Increase in the gross minimum basic salary – proposal launched by the Ministry of Labor on December 28, 2020

Near the end of 2020, the Ministry of Labor and Social Protection launched into public debate a draft Government Decision regarding the increase of the minimum gross basic salary per country guaranteed in payment from 2,230 lei to 2,300 lei per month starting January 1, 2021. This proposal would bring a 3% increase compared to December 2020.

Such legislative initiatives are aimed at economic growth by stimulating the increase in the purchasing power of employees and the reduction of undeclared work, thus having an impact on the increase in consumption and on the import of consumer goods. The true impact of this salary increase, which at first sight does not seem to be significant, remains to be seen, but what is certain is the percentage of active employees in Romania who benefit from this increase. Thus, according to the data provided by the Ministry of Labor and Social Protection in the project’s substantiation note, a number of 1.4 million employees will benefit from such a measure out of the total of 5.3 million active employees in Romania, i.e. a approximately 26.4% will be direct beneficiaries of this measure.

As an indirect impact, the effect of this increase on certain economic sectors should not be ignored, such as the trade sector, transport and that of small and medium enterprises where the level of wages is lower than the average, and this increase would influence the increase in expenses allocated to the workforce. In addition, we should not ignore the indirect effect of this increase on certain rights or obligations that are related to the minimum income per economy as a basis for calculation, such as the social insurance contribution and social health insurance, which will thus be increased since these ceilings it is determined according to the level of the gross minimum basic salary per country in force at the time of submission of the single declaration.

Establishing a basic minimum wage is a method used in most countries around the world, Romania being one of the 116 states that have ratified the Conventions of the International Labor Organization (ILO) regarding the setting of the minimum basic wage. However, although the related conventions encourage, in order to establish the level of the minimum wage, the use of criteria such as the general level of wages in the country, the cost of living, social security benefits and the relative standard of living of some social groups, or some economic factors, such as the requirements of economic development, productivity levels and the desire to achieve and maintain a high level of employment, the legislative project proposed by the Government of Romania does not seem to take into account any such criterion, there being no argumentation in this sense in the project’s substantiation note, thus making it difficult to assess the true impact of such a measure on the labor market.
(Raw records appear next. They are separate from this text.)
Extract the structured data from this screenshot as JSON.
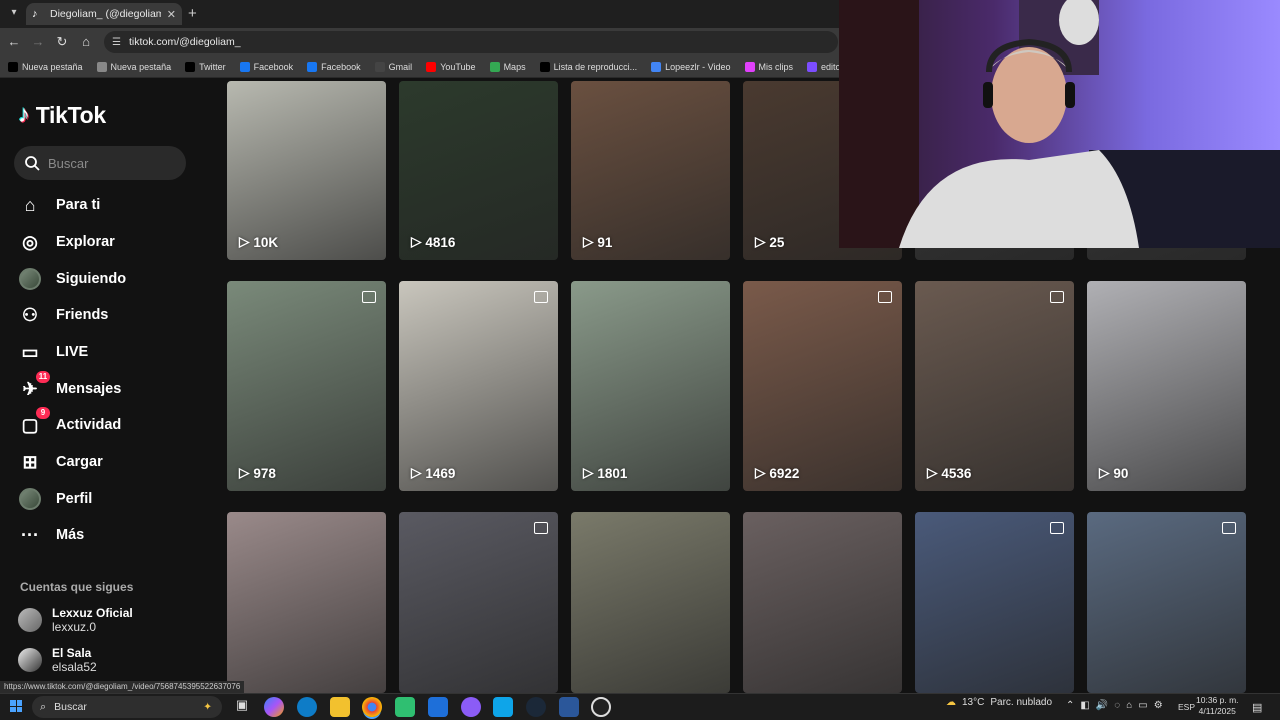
{
  "browser": {
    "tab_title": "Diegoliam_ (@diegoliam_) | TikTok",
    "new_tab_symbol": "+",
    "url": "tiktok.com/@diegoliam_",
    "status_url": "https://www.tiktok.com/@diegoliam_/video/7568745395522637076",
    "bookmarks": [
      {
        "label": "Nueva pestaña",
        "icon": "tiktok-icon",
        "color": "#000000"
      },
      {
        "label": "Nueva pestaña",
        "icon": "globe-icon",
        "color": "#888888"
      },
      {
        "label": "Twitter",
        "icon": "x-icon",
        "color": "#000000"
      },
      {
        "label": "Facebook",
        "icon": "facebook-icon",
        "color": "#1877f2"
      },
      {
        "label": "Facebook",
        "icon": "facebook-icon",
        "color": "#1877f2"
      },
      {
        "label": "Gmail",
        "icon": "gmail-icon",
        "color": "#444444"
      },
      {
        "label": "YouTube",
        "icon": "youtube-icon",
        "color": "#ff0000"
      },
      {
        "label": "Maps",
        "icon": "maps-icon",
        "color": "#34a853"
      },
      {
        "label": "Lista de reproducci...",
        "icon": "tiktok-icon",
        "color": "#000000"
      },
      {
        "label": "Lopeezlr - Video",
        "icon": "chrome-icon",
        "color": "#4285f4"
      },
      {
        "label": "Mis clips",
        "icon": "clips-icon",
        "color": "#e040fb"
      },
      {
        "label": "editor de videos onl...",
        "icon": "editor-icon",
        "color": "#7c4dff"
      },
      {
        "label": "",
        "icon": "px-icon",
        "color": "#2e7d32"
      }
    ]
  },
  "sidebar": {
    "logo": "TikTok",
    "search_placeholder": "Buscar",
    "nav": [
      {
        "label": "Para ti",
        "icon": "home-icon"
      },
      {
        "label": "Explorar",
        "icon": "compass-icon"
      },
      {
        "label": "Siguiendo",
        "icon": "following-avatar-icon"
      },
      {
        "label": "Friends",
        "icon": "friends-icon"
      },
      {
        "label": "LIVE",
        "icon": "live-icon"
      },
      {
        "label": "Mensajes",
        "icon": "messages-icon",
        "badge": "11"
      },
      {
        "label": "Actividad",
        "icon": "activity-icon",
        "badge": "9"
      },
      {
        "label": "Cargar",
        "icon": "upload-icon"
      },
      {
        "label": "Perfil",
        "icon": "profile-avatar-icon"
      },
      {
        "label": "Más",
        "icon": "more-icon"
      }
    ],
    "following_title": "Cuentas que sigues",
    "accounts": [
      {
        "name": "Lexxuz Oficial",
        "handle": "lexxuz.0"
      },
      {
        "name": "El Sala",
        "handle": "elsala52"
      }
    ]
  },
  "videos": [
    {
      "views": "10K",
      "bg": "#b8b9b0",
      "photo": false
    },
    {
      "views": "4816",
      "bg": "#2c3a2c",
      "photo": false
    },
    {
      "views": "91",
      "bg": "#6a5040",
      "photo": false
    },
    {
      "views": "25",
      "bg": "#4a3a30",
      "photo": false
    },
    {
      "views": "",
      "bg": "#3a3a3a",
      "photo": false
    },
    {
      "views": "",
      "bg": "#3a3a3a",
      "photo": false
    },
    {
      "views": "978",
      "bg": "#7a8a7a",
      "photo": true
    },
    {
      "views": "1469",
      "bg": "#c9c6bd",
      "photo": true
    },
    {
      "views": "1801",
      "bg": "#8a9a8a",
      "photo": false
    },
    {
      "views": "6922",
      "bg": "#7a5a4a",
      "photo": true
    },
    {
      "views": "4536",
      "bg": "#6a5a50",
      "photo": true
    },
    {
      "views": "90",
      "bg": "#b0b0b4",
      "photo": false
    },
    {
      "views": "",
      "bg": "#9a8a8a",
      "photo": false
    },
    {
      "views": "",
      "bg": "#5a5a62",
      "photo": true
    },
    {
      "views": "",
      "bg": "#7a7a6a",
      "photo": false
    },
    {
      "views": "",
      "bg": "#6a6060",
      "photo": false
    },
    {
      "views": "",
      "bg": "#4a5a7a",
      "photo": true
    },
    {
      "views": "",
      "bg": "#5a6a80",
      "photo": true
    }
  ],
  "taskbar": {
    "search_label": "Buscar",
    "weather_temp": "13°C",
    "weather_desc": "Parc. nublado",
    "lang": "ESP",
    "time": "10:36 p. m.",
    "date": "4/11/2025"
  }
}
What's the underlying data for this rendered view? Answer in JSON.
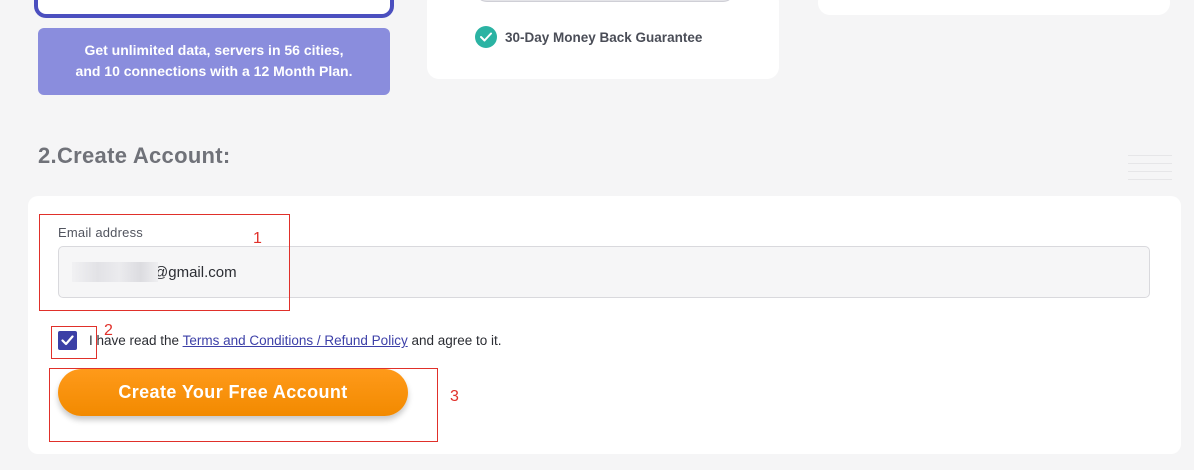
{
  "promo": {
    "line1": "Get unlimited data, servers in 56 cities,",
    "line2": "and 10 connections with a 12 Month Plan."
  },
  "guarantee": {
    "text": "30-Day Money Back Guarantee"
  },
  "section": {
    "title": "2.Create Account:"
  },
  "form": {
    "email_label": "Email address",
    "email_value": "@gmail.com",
    "agree_prefix": "I have read the ",
    "agree_link": "Terms and Conditions / Refund Policy",
    "agree_suffix": " and agree to it.",
    "checkbox_checked": true,
    "submit_label": "Create Your Free Account"
  },
  "annotations": [
    {
      "label": "1"
    },
    {
      "label": "2"
    },
    {
      "label": "3"
    }
  ],
  "colors": {
    "accent_purple": "#3b3fa6",
    "promo_bg": "#8a8ddd",
    "cta_orange": "#f28a00",
    "annotation_red": "#e0302a",
    "badge_teal": "#2bb3a3"
  }
}
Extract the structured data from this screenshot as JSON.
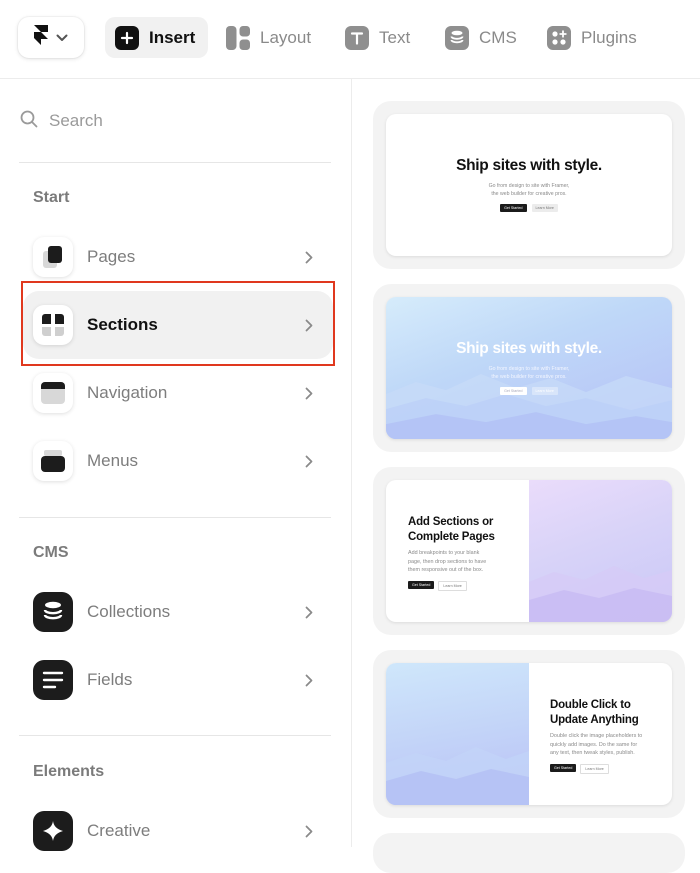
{
  "toolbar": {
    "tools": [
      {
        "label": "Insert",
        "icon": "plus-icon",
        "active": true
      },
      {
        "label": "Layout",
        "icon": "layout-icon"
      },
      {
        "label": "Text",
        "icon": "text-icon"
      },
      {
        "label": "CMS",
        "icon": "database-icon"
      },
      {
        "label": "Plugins",
        "icon": "plugins-icon"
      }
    ]
  },
  "search": {
    "placeholder": "Search"
  },
  "groups": {
    "start": {
      "title": "Start",
      "items": [
        {
          "label": "Pages",
          "icon": "pages-icon"
        },
        {
          "label": "Sections",
          "icon": "sections-icon",
          "selected": true
        },
        {
          "label": "Navigation",
          "icon": "navigation-icon"
        },
        {
          "label": "Menus",
          "icon": "menus-icon"
        }
      ]
    },
    "cms": {
      "title": "CMS",
      "items": [
        {
          "label": "Collections",
          "icon": "collections-icon"
        },
        {
          "label": "Fields",
          "icon": "fields-icon"
        }
      ]
    },
    "elements": {
      "title": "Elements",
      "items": [
        {
          "label": "Creative",
          "icon": "sparkle-icon"
        }
      ]
    }
  },
  "previews": [
    {
      "title": "Ship sites with style.",
      "subtitle_line1": "Go from design to site with Framer,",
      "subtitle_line2": "the web builder for creative pros.",
      "primary": "Get Started",
      "secondary": "Learn More"
    },
    {
      "title": "Ship sites with style.",
      "subtitle_line1": "Go from design to site with Framer,",
      "subtitle_line2": "the web builder for creative pros.",
      "primary": "Get Started",
      "secondary": "Learn More"
    },
    {
      "title_line1": "Add Sections or",
      "title_line2": "Complete Pages",
      "subtitle_line1": "Add breakpoints to your blank",
      "subtitle_line2": "page, then drop sections to have",
      "subtitle_line3": "them responsive out of the box.",
      "primary": "Get Started",
      "secondary": "Learn More"
    },
    {
      "title_line1": "Double Click to",
      "title_line2": "Update Anything",
      "subtitle_line1": "Double click the image placeholders to",
      "subtitle_line2": "quickly add images. Do the same for",
      "subtitle_line3": "any text, then tweak styles, publish.",
      "primary": "Get Started",
      "secondary": "Learn More"
    }
  ],
  "colors": {
    "highlight": "#e0381e",
    "selected_bg": "#f1f1f1",
    "active_tool_bg": "#f1f1f1"
  }
}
Although, at first glance, such a salary increase can only be a good omen if it ends up being adopted, Romania still remains among the countries with the lowest minimum basic salary in the European Union, alongside countries such as Bulgaria , Lithuania or Hungary. According to statistics published by the European Commission, the minimum salary per economy in the member states of the European Union varied in 2020 from 312 euros to 2,142 euros per month, Luxembourg being the country with the highest minimum basic salary followed by other countries such as Germany, the Netherlands , Belgium or France.